La valeur morale et sociale

des équipages Corsaires et de leurs États-Majors

 

Les équipages, les Capitaines.

 

Un des meilleurs récits d'Auguste Jal, est celui qu'il intitula :

"La vie en poste" vie que menaient, pendant leur séjour à terre, les équipages entiers.

Ledru, le "héros" mis en scène avec tant d'humour, c'est en apparence le matelot seulement, en réalité le matelot et l'officier.

Encore Jal a-t-il -beaucoup trop- laissé dans l'ombre les aspects répugnants. Frustre à tous égards comme un matelot de l'époque, Ledru se trouve du reste miraculeux possesseur d'une somme que seul un officier, plutôt un Capitaine, était susceptible de recevoir (avances et acomptes déduits) après une course exceptionnellement fructueuse.Quant à la manière de vite gâcher l'argent reçu, elle était à peur près identique de la part des matelots et des officiers, Capitaines compris (beaucoup de ceux-ci sortaient du rang.)Jal rend justice à la "probité" et au "brillant courage" de quelques officiers Corsaires du XIX siècle, condamne très rudement la guerre de course et nous renseigne exactement sur un Corsaire malouin, relativement peu connu, dont le caractère et les habitudes ont contribué beaucoup à camper le type de son Ledru. Il s'agit du Capitaine NIQUET, de son vrai nom : Joseph PRADERE-NIQUET.

 

Joseph PRADERE-NIQUET :

Niquet, homme d'une autre espèce que Surcouf, était bien plus que l'idée que l'on se fait du Corsaire; la taille seule manquait...; Il était petit, de chétive apparence, laid. Nul, à voir ce frèle corps, n'y aurait logé une âme ardente. Il était cependant d'une rare intrépidité. et là-dessus, Jal raconte la capture, par NIQUET, avec le simple lougre le "Spéculateur" muni de cinq canons, d'un navire anglais corsaire qui portait dix-huit bouches à feu. Hardiesse forcée d'ailleurs, à moins de se rendre, puisque Niquet s'aperçut trop tard que ce bâtiment n'était pas un paisible bâtiment de commerce.
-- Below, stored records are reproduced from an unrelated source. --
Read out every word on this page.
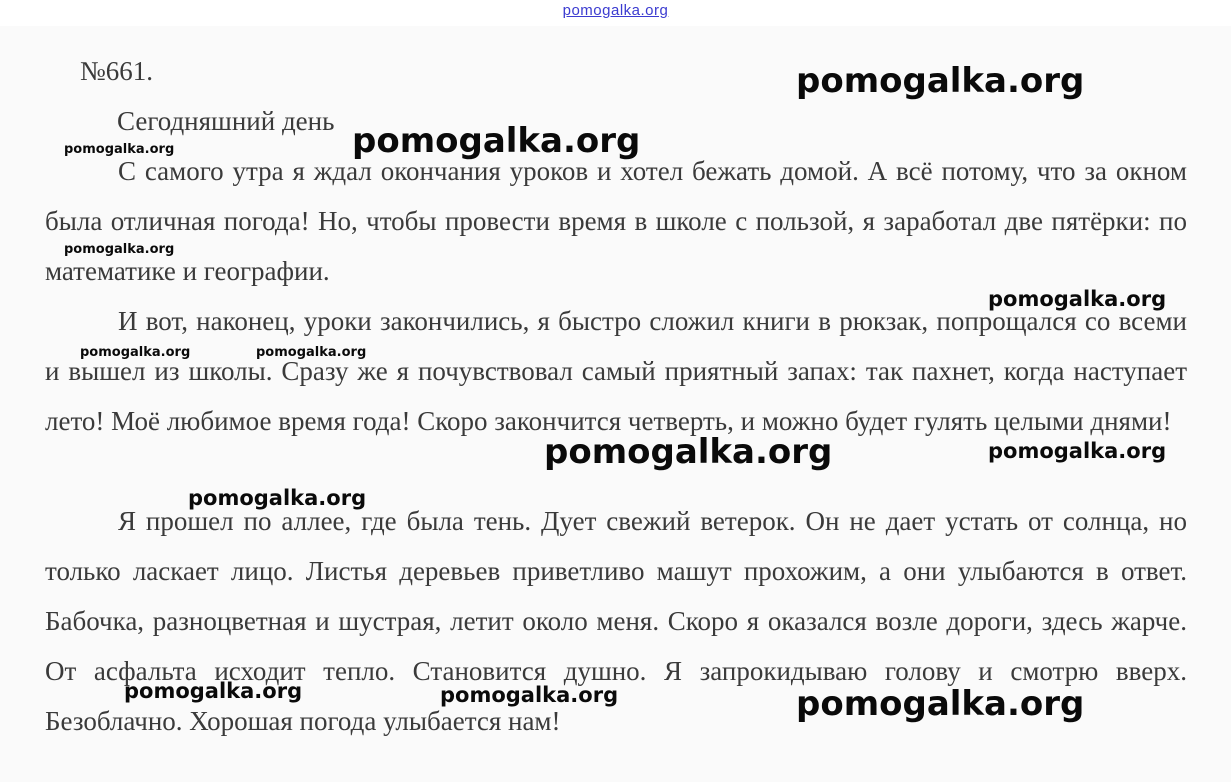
pomogalka.org
№661.
Сегодняшний день

С самого утра я ждал окончания уроков и хотел бежать домой. А всё потому, что за окном была отличная погода! Но, чтобы провести время в школе с пользой, я заработал две пятёрки: по математике и географии.

И вот, наконец, уроки закончились, я быстро сложил книги в рюкзак, попрощался со всеми и вышел из школы. Сразу же я почувствовал самый приятный запах: так пахнет, когда наступает лето! Моё любимое время года! Скоро закончится четверть, и можно будет гулять целыми днями!

Я прошел по аллее, где была тень. Дует свежий ветерок. Он не дает устать от солнца, но только ласкает лицо. Листья деревьев приветливо машут прохожим, а они улыбаются в ответ. Бабочка, разноцветная и шустрая, летит около меня. Скоро я оказался возле дороги, здесь жарче. От асфальта исходит тепло. Становится душно. Я запрокидываю голову и смотрю вверх. Безоблачно. Хорошая погода улыбается нам!

pomogalka.org
pomogalka.org
pomogalka.org
pomogalka.org
pomogalka.org
pomogalka.org	pomogalka.org
pomogalka.org	pomogalka.org
pomogalka.org
pomogalka.org	pomogalka.org	pomogalka.org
Il l'enleva bravement, et avec habileté, à l'abordage.

Niquet aimait beaucoup la vie joyeuse et dissipée; c'était dans la force du terme ce que les marins appellent un "cheniqueur" buveur de liqueurs fortes de "schnick" d'où schniquer; argot.

Tant qu'il n'avait pas fait de belles prises, il battait la mer, furetait dans toutes les petites criques, faisait en un mot, admirablement bien son métier de Corsaire. Mais était-il à même de satisfaire ses passions, on ne pouvait plus le faire embarquer; il se livrait avec délice à toutes les voluptés d'une orgie perpétuelle et ne songeait à la course que lorsque sa bourse était à peu près à sec.

Boisson et débauche sexuelle, gâchage d'argent stupide autant que malpropre, c'était en effet la coutume invariable de presque tous les membres de tous les équipages corsaires, depuis les novices jusqu'aux capitaines.